Bulgaria manager Georgi Dermendzhiev is confident the scourge of racism won’t return to the terraces when Ireland visit Sofia for the Uefa Nations League opener.
His predecessor Krasimir Balakov became embroiled in controversy last October when denying he heard monkey chants from the home fans towards England’s black players in a 6-0 defeat.
Eventually, he quit, following President Borislav Mihaylov out the door as the federation were fined €75,000 and ordered to play their final home game behind closed doors.
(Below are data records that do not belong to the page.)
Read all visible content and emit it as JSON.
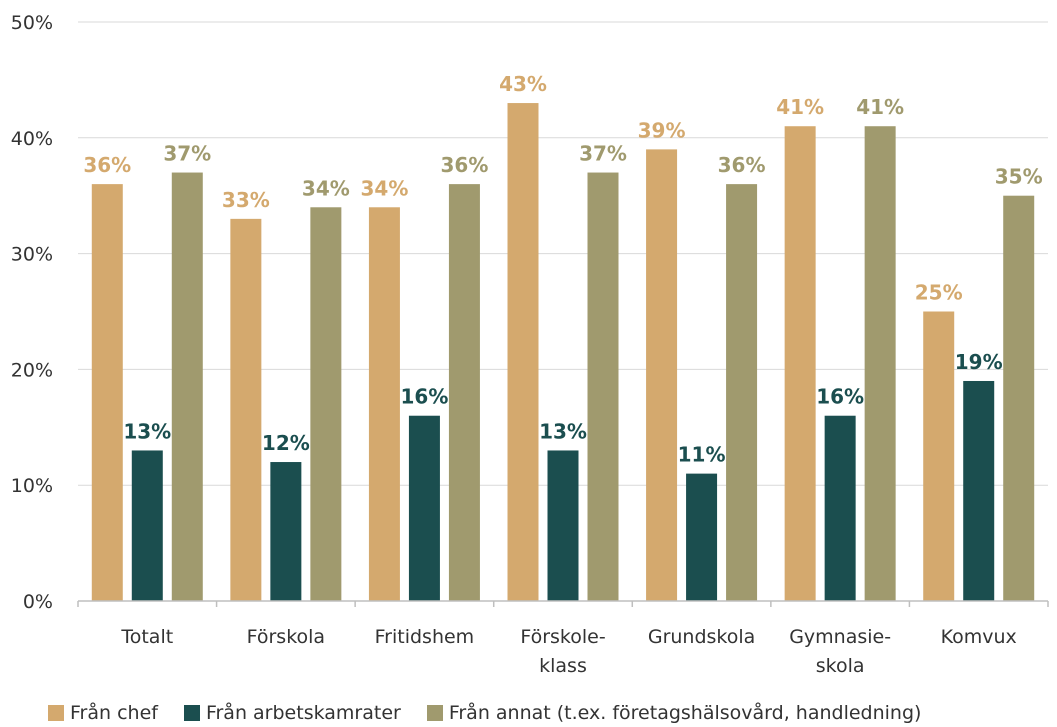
{
  "chart_data": {
    "type": "bar",
    "title": "",
    "xlabel": "",
    "ylabel": "",
    "ylim": [
      0,
      50
    ],
    "yticks": [
      "0%",
      "10%",
      "20%",
      "30%",
      "40%",
      "50%"
    ],
    "grid": true,
    "legend_position": "bottom",
    "categories": [
      [
        "Totalt"
      ],
      [
        "Förskola"
      ],
      [
        "Fritidshem"
      ],
      [
        "Förskole-",
        "klass"
      ],
      [
        "Grundskola"
      ],
      [
        "Gymnasie-",
        "skola"
      ],
      [
        "Komvux"
      ]
    ],
    "series": [
      {
        "name": "Från chef",
        "color": "#D4A96E",
        "label_color": "#D4A96E",
        "values": [
          36,
          33,
          34,
          43,
          39,
          41,
          25
        ],
        "labels": [
          "36%",
          "33%",
          "34%",
          "43%",
          "39%",
          "41%",
          "25%"
        ]
      },
      {
        "name": "Från arbetskamrater",
        "color": "#1B4E4F",
        "label_color": "#1B4E4F",
        "values": [
          13,
          12,
          16,
          13,
          11,
          16,
          19
        ],
        "labels": [
          "13%",
          "12%",
          "16%",
          "13%",
          "11%",
          "16%",
          "19%"
        ]
      },
      {
        "name": "Från annat (t.ex. företagshälsovård, handledning)",
        "color": "#A09A6E",
        "label_color": "#A09A6E",
        "values": [
          37,
          34,
          36,
          37,
          36,
          41,
          35
        ],
        "labels": [
          "37%",
          "34%",
          "36%",
          "37%",
          "36%",
          "41%",
          "35%"
        ]
      }
    ]
  }
}
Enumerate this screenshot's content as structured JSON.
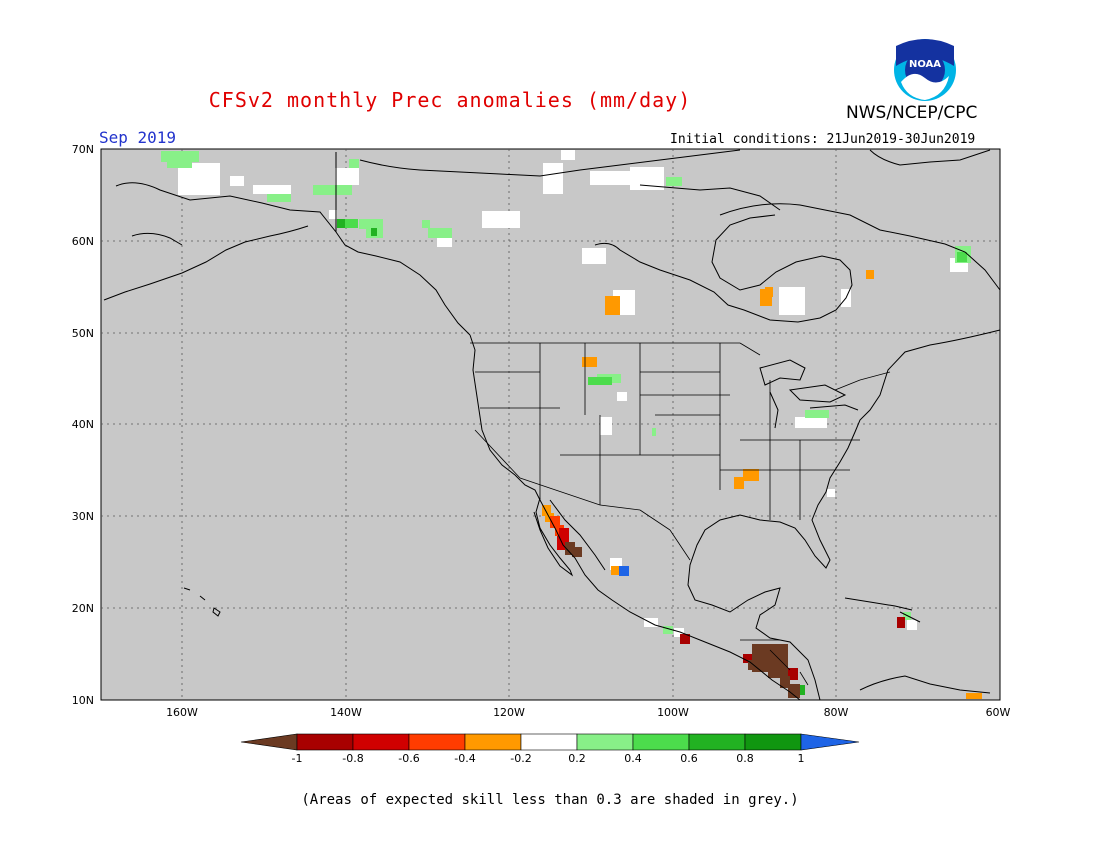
{
  "title": "CFSv2 monthly Prec anomalies (mm/day)",
  "agency": "NWS/NCEP/CPC",
  "logo_text": "NOAA",
  "valid_month": "Sep 2019",
  "initial_conditions": "Initial conditions: 21Jun2019-30Jun2019",
  "footnote": "(Areas of expected skill less than 0.3 are shaded in grey.)",
  "map": {
    "lon_range": [
      -170,
      -60
    ],
    "lat_range": [
      10,
      70
    ],
    "background_color": "#c8c8c8",
    "grid": "dotted",
    "lat_labels": [
      "70N",
      "60N",
      "50N",
      "40N",
      "30N",
      "20N",
      "10N"
    ],
    "lon_labels": [
      "160W",
      "140W",
      "120W",
      "100W",
      "80W",
      "60W"
    ]
  },
  "legend": {
    "labels": [
      "-1",
      "-0.8",
      "-0.6",
      "-0.4",
      "-0.2",
      "0.2",
      "0.4",
      "0.6",
      "0.8",
      "1"
    ],
    "colors": [
      "#6b3a22",
      "#a80000",
      "#d00000",
      "#ff3c00",
      "#ff9900",
      "#ffffff",
      "#88f088",
      "#4cdc4c",
      "#22b222",
      "#109610",
      "#1e64e6"
    ]
  }
}
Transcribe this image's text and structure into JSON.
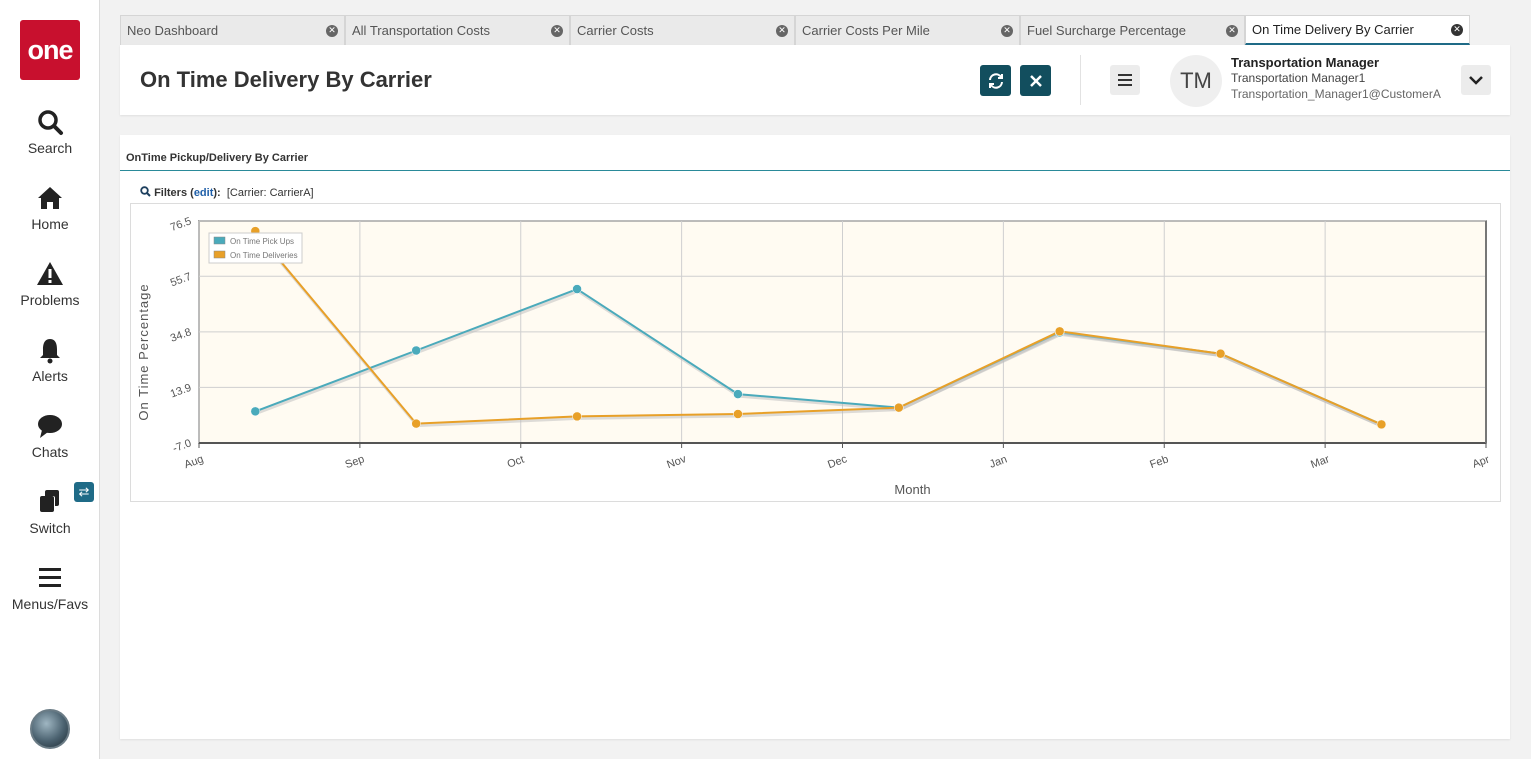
{
  "sidebar": {
    "logo": "one",
    "items": [
      {
        "label": "Search",
        "icon": "search-icon"
      },
      {
        "label": "Home",
        "icon": "home-icon"
      },
      {
        "label": "Problems",
        "icon": "warning-icon"
      },
      {
        "label": "Alerts",
        "icon": "bell-icon"
      },
      {
        "label": "Chats",
        "icon": "chat-icon"
      },
      {
        "label": "Switch",
        "icon": "switch-icon"
      },
      {
        "label": "Menus/Favs",
        "icon": "hamburger-icon"
      }
    ],
    "switch_badge": "⇄"
  },
  "tabs": [
    {
      "label": "Neo Dashboard"
    },
    {
      "label": "All Transportation Costs"
    },
    {
      "label": "Carrier Costs"
    },
    {
      "label": "Carrier Costs Per Mile"
    },
    {
      "label": "Fuel Surcharge Percentage"
    },
    {
      "label": "On Time Delivery By Carrier",
      "active": true
    }
  ],
  "header": {
    "title": "On Time Delivery By Carrier",
    "refresh_icon": "refresh-icon",
    "close_icon": "close-icon"
  },
  "user": {
    "initials": "TM",
    "name": "Transportation Manager",
    "role": "Transportation Manager1",
    "email": "Transportation_Manager1@CustomerA"
  },
  "panel": {
    "title": "OnTime Pickup/Delivery By Carrier",
    "filters_label": "Filters",
    "filters_edit": "edit",
    "filters_value": "[Carrier: CarrierA]"
  },
  "colors": {
    "brand": "#c8102e",
    "accent": "#124e5e",
    "pickups": "#4aaabb",
    "deliveries": "#e8a028",
    "plot_bg": "#fffbf2"
  },
  "chart_data": {
    "type": "line",
    "title": "",
    "xlabel": "Month",
    "ylabel": "On Time Percentage",
    "x_ticks": [
      "Aug",
      "Sep",
      "Oct",
      "Nov",
      "Dec",
      "Jan",
      "Feb",
      "Mar",
      "Apr"
    ],
    "y_ticks": [
      "76.5",
      "55.7",
      "34.8",
      "13.9",
      "-7.0"
    ],
    "ylim": [
      -7.0,
      76.5
    ],
    "grid": true,
    "legend": "top-left",
    "x": [
      "Aug",
      "Sep",
      "Oct",
      "Nov",
      "Dec",
      "Jan",
      "Feb",
      "Mar"
    ],
    "series": [
      {
        "name": "On Time Pick Ups",
        "color": "#4aaabb",
        "values": [
          4.9,
          27.8,
          50.9,
          11.4,
          6.3,
          34.6,
          26.6,
          0.0
        ]
      },
      {
        "name": "On Time Deliveries",
        "color": "#e8a028",
        "values": [
          72.7,
          0.3,
          3.0,
          3.9,
          6.3,
          35.0,
          26.6,
          0.0
        ]
      }
    ]
  }
}
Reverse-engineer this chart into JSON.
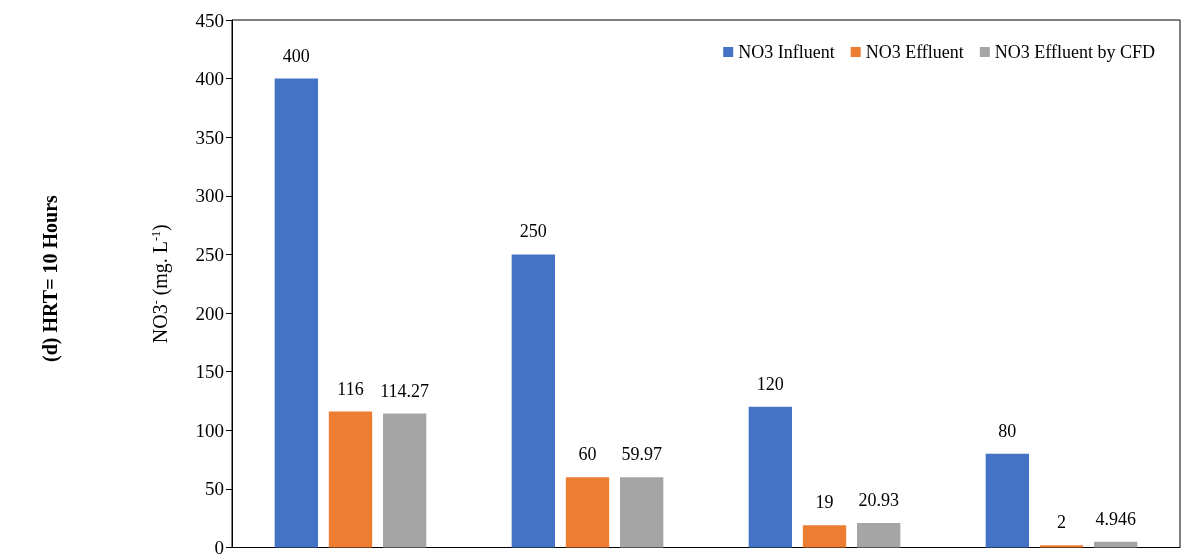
{
  "chart_data": {
    "type": "bar",
    "ylabel": "NO3$^{-}$ (mg. L$^{-1}$)",
    "annotations": [
      "(d) HRT= 10 Hours"
    ],
    "categories": [
      null,
      null,
      null,
      null
    ],
    "series": [
      {
        "name": "NO3 Influent",
        "color": "#4472c4",
        "values": [
          400,
          250,
          120,
          80
        ]
      },
      {
        "name": "NO3 Effluent",
        "color": "#ed7d31",
        "values": [
          116,
          60,
          19,
          2
        ]
      },
      {
        "name": "NO3 Effluent by CFD",
        "color": "#a5a5a5",
        "values": [
          114.27,
          59.97,
          20.93,
          4.946
        ]
      }
    ],
    "ylim": [
      0,
      450
    ],
    "yticks": [
      0,
      50,
      100,
      150,
      200,
      250,
      300,
      350,
      400,
      450
    ],
    "grid": false,
    "legend": "top right",
    "data_labels": true
  }
}
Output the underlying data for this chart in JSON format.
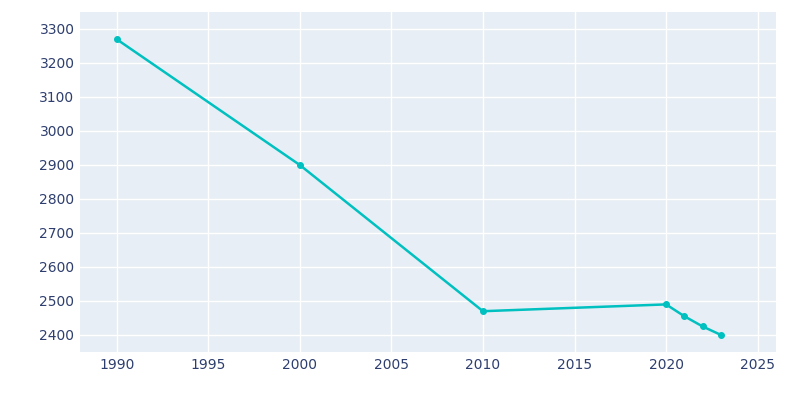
{
  "years": [
    1990,
    2000,
    2010,
    2020,
    2021,
    2022,
    2023
  ],
  "population": [
    3270,
    2900,
    2470,
    2490,
    2455,
    2425,
    2400
  ],
  "line_color": "#00C0C0",
  "marker_color": "#00C0C0",
  "background_color": "#E8EEF5",
  "figure_background": "#FFFFFF",
  "grid_color": "#FFFFFF",
  "text_color": "#2E3E6E",
  "xlim": [
    1988,
    2026
  ],
  "ylim": [
    2350,
    3350
  ],
  "xticks": [
    1990,
    1995,
    2000,
    2005,
    2010,
    2015,
    2020,
    2025
  ],
  "yticks": [
    2400,
    2500,
    2600,
    2700,
    2800,
    2900,
    3000,
    3100,
    3200,
    3300
  ],
  "figsize": [
    8.0,
    4.0
  ],
  "dpi": 100
}
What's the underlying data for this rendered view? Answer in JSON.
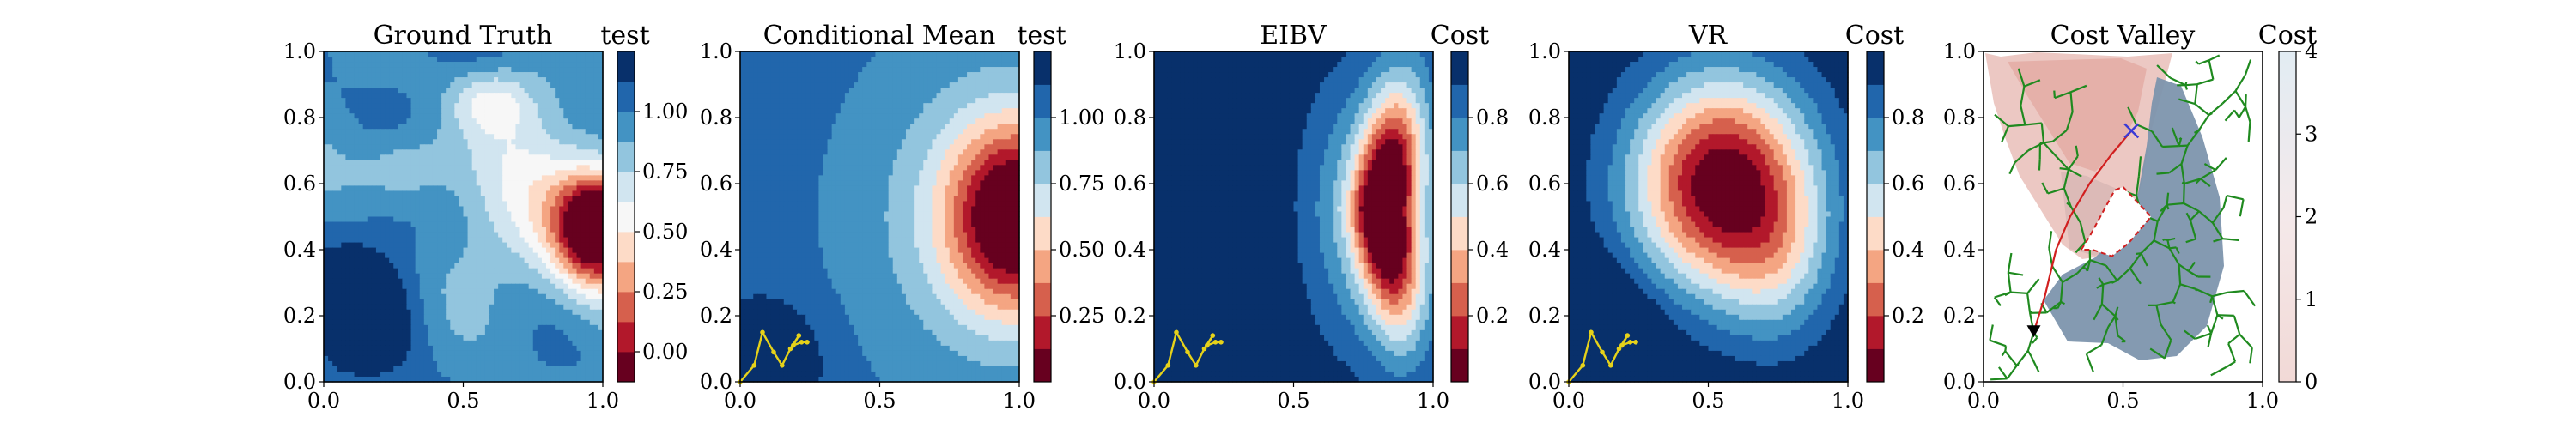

A further home match will be closed to fans if Uefa detect repeat offences over the next 18 months.
Dermendzhiev doesn’t believe the game on September 3 is under threat, if they set up a Euro play-off final in Sofia at the end of the month.
“What happened last year was a disgrace and I don’t see it recurring ever again,” he stressed after his team were grouped with Ireland, Finland and Wales in Pool B4 at Tuesday’s draw in Amsterdam.
“I’m optimistic about this issue. It should not be heard at any sports venue.”
Despite enduring an abysmal Euro qualification campaign, in which they won just once, the Bulgars also have a backdoor route to the summer finals.
They meet Hungary in their semi-final on March 26, with the winner facing either Romania or Iceland five days later for a place at the finals.
“The play-off is the priority but the team is in a transitional phase,” added Dermendzhiev. “The degree to which we change the team will depend on whether we qualify for the Euros.”
Finland boss Markku Kanerva, like Ryan Giggs of Wales, will bounce into the Nations League as one of those 24 participants at the Euros.
The former player, who represented the Finns in Liam Brady’s testimonial match back in 1990, has dismissed the notion of them being a one-man team.
“Teemu Pukki has scored a lot of goals for both us and Norwich City but our success is not dependent on him,” he noted.
“We work as a unit very well, especially in defence. And we score goals, not just from Pukki.
“Our players will enjoy facing the Irish because Finnish fans follow the English Premier League. I can see this being a very even group.”
Meanwhile, Slovakia manager Pavel Hapal is ready to face Ireland in Bratislava, even if the coronavirus forces the fixture to be closed to fans.
“We are getting ready and don’t see any problem,” he said. “The hope is to have the match played in a full stadium but it is not our decision. People’s health is the priority.”
He doesn’t foresee any issue with the fitness of star man Marek Hamšík. The former Napoli attacker hasn’t played since the coronavirus in China but his club, the Rafa Benitez managed FC Dalian Yifang, have relocated to Spain.
“Marek will be 100% prepared,” Hapal affirmed. “His team is now in Spain and he’s getting ready for the match so he will definitely be in our team.”